Norwood Court town, Missouri – Racial and ethnic composition Note: the US Census treats Hispanic/Latino as an ethnic category. This table excludes Latinos from the racial categories and assigns them to a separate category. Hispanics/Latinos may be of any race.
| Race / Ethnicity (NH = Non-Hispanic) | Pop 2000 | Pop 2010 | Pop 2020 | % 2000 | % 2010 | % 2020 |
|---|---|---|---|---|---|---|
| White alone (NH) | 58 | 38 | 26 | 5.47% | 3.96% | 2.92% |
| Black or African American alone (NH) | 981 | 901 | 829 | 92.46% | 93.95% | 93.15% |
| Native American or Alaska Native alone (NH) | 3 | 0 | 3 | 0.28% | 0.00% | 0.34% |
| Asian alone (NH) | 4 | 1 | 2 | 0.38% | 0.10% | 0.22% |
| Native Hawaiian or Pacific Islander alone (NH) | 0 | 0 | 1 | 0.00% | 0.00% | 0.11% |
| Other race alone (NH) | 2 | 3 | 0 | 0.19% | 0.31% | 0.00% |
| Mixed race or Multiracial (NH) | 8 | 12 | 14 | 0.75% | 1.25% | 1.57% |
| Hispanic or Latino (any race) | 5 | 4 | 15 | 0.47% | 0.42% | 1.69% |
| Total | 1,061 | 959 | 890 | 100.00% | 100.00% | 100.00% |

===2010 census===
At the 2010 census there were 959 people, 530 households, and 210 families living in the village. The population density was 7376.9 PD/sqmi. There were 582 housing units at an average density of 4476.9 /sqmi. The racial makeup of the village was 4.1% White, 94.2% African American, 0.1% Native American, 0.1% Asian, 0.3% from other races, and 1.3% from two or more races. Hispanic or Latino of any race were 0.4%.

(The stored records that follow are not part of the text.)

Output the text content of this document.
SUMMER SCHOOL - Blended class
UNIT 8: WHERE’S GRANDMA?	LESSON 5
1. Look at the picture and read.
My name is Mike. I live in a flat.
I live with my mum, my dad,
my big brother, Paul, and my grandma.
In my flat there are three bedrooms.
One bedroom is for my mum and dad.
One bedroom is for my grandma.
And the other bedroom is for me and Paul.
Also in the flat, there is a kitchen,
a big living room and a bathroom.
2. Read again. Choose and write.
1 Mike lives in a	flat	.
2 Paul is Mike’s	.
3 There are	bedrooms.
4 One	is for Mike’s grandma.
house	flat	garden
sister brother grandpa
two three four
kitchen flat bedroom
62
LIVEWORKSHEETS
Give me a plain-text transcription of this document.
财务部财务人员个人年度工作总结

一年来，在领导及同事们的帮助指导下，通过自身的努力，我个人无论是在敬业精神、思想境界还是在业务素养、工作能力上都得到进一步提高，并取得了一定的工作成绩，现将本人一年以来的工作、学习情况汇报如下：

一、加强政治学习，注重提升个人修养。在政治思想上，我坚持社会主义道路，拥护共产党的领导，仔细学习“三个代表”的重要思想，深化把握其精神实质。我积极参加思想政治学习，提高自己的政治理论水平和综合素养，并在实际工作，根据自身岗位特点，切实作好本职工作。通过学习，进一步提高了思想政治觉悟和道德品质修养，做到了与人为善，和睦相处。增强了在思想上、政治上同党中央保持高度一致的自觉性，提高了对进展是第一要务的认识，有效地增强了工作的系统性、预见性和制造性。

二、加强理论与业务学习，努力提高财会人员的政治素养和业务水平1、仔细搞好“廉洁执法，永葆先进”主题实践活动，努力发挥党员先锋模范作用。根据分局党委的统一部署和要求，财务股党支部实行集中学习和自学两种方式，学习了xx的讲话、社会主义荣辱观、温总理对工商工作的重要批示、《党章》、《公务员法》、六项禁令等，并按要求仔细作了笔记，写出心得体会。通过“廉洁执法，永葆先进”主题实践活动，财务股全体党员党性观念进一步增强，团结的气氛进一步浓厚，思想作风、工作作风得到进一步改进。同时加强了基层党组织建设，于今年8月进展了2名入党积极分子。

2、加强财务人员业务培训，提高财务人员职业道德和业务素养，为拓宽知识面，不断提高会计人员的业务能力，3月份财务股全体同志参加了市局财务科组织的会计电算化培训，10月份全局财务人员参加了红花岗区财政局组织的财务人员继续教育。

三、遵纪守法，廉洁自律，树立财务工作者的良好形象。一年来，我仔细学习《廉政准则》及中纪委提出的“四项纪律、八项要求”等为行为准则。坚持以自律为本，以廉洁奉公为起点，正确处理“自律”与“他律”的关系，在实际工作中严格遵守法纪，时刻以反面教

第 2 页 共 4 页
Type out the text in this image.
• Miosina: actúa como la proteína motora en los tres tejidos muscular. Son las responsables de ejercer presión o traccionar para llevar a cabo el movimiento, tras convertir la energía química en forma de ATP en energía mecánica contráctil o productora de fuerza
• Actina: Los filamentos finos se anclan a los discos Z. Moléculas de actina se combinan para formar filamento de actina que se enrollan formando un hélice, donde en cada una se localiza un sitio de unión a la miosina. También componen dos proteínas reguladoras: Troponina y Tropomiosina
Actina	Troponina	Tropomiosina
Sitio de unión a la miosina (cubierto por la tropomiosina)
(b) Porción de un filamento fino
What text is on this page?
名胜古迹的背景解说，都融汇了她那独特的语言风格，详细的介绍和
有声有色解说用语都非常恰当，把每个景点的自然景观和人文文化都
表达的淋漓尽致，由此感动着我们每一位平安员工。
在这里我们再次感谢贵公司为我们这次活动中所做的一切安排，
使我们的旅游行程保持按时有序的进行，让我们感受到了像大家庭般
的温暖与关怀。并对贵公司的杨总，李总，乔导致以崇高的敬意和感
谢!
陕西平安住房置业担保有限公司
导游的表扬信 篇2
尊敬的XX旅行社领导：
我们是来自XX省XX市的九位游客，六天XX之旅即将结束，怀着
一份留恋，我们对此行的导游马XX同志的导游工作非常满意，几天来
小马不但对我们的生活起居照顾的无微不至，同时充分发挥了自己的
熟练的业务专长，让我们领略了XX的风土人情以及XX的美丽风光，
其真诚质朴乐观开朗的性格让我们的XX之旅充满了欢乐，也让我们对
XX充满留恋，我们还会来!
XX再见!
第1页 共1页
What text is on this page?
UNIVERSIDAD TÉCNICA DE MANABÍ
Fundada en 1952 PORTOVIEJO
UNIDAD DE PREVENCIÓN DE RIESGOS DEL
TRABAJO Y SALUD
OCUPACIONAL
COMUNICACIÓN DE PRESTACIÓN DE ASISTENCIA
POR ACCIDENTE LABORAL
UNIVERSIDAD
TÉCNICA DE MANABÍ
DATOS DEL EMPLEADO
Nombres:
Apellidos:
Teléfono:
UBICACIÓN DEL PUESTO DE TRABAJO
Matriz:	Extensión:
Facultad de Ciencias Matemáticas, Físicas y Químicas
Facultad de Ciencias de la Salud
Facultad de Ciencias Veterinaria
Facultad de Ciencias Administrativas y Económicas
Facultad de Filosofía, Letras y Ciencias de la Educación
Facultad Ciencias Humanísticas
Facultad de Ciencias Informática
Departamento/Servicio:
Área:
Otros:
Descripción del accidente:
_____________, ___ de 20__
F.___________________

Of the 530 households 24.5% had children under the age of 18 living with them, 11.9% were married couples living together, 22.5% had a female householder with no husband present, 5.3% had a male householder with no wife present, and 60.4% were non-families. 51.3% of households were one person and 8.1% were one person aged 65 or older. The average household size was 1.81 and the average family size was 2.64.

The median age in the village was 31.5 years. 19.5% of residents were under the age of 18; 18.1% were between the ages of 18 and 24; 29.6% were from 25 to 44; 24.4% were from 45 to 64; and 8.4% were 65 or older. The gender makeup of the village was 39.8% male and 60.2% female.

===2000 census===
At the 2000 census there were 1,061 people, 583 households, and 240 families living in the town. The population density was 7,783.2 PD/sqmi. There were 595 housing units at an average density of 4,364.8 /sqmi. The racial makeup of the town was 5.47% White, 92.74% African American, 0.28% Native American, 0.38% Asian, 0.28% from other races, and 0.85% from two or more races. Hispanic or Latino of any race were 0.47%.

Of the 583 households 23.8% had children under the age of 18 living with them, 16.1% were married couples living together, 19.4% had a female householder with no husband present, and 58.8% were non-families. 51.3% of households were one person and 7.2% were one person aged 65 or older. The average household size was 1.82 and the average family size was 2.68.

The age distribution was 21.7% under the age of 18, 10.9% from 18 to 24, 41.2% from 25 to 44, 18.2% from 45 to 64, and 8.0% 65 or older. The median age was 31 years. For every 100 females, there were 85.2 males. For every 100 females age 18 and over, there were 83.4 males.

The median household income was $28,375 and the median family income was $28,594. Males had a median income of $29,453 versus $22,955 for females. The per capita income for the town was $19,684. About 13.0% of families and 13.9% of the population were below the poverty line, including 20.9% of those under age 18 and 5.6% of those age 65 or over.

==Education==
It is in the Normandy Schools Collaborative school district. The comprehensive high school of the district is Normandy High School.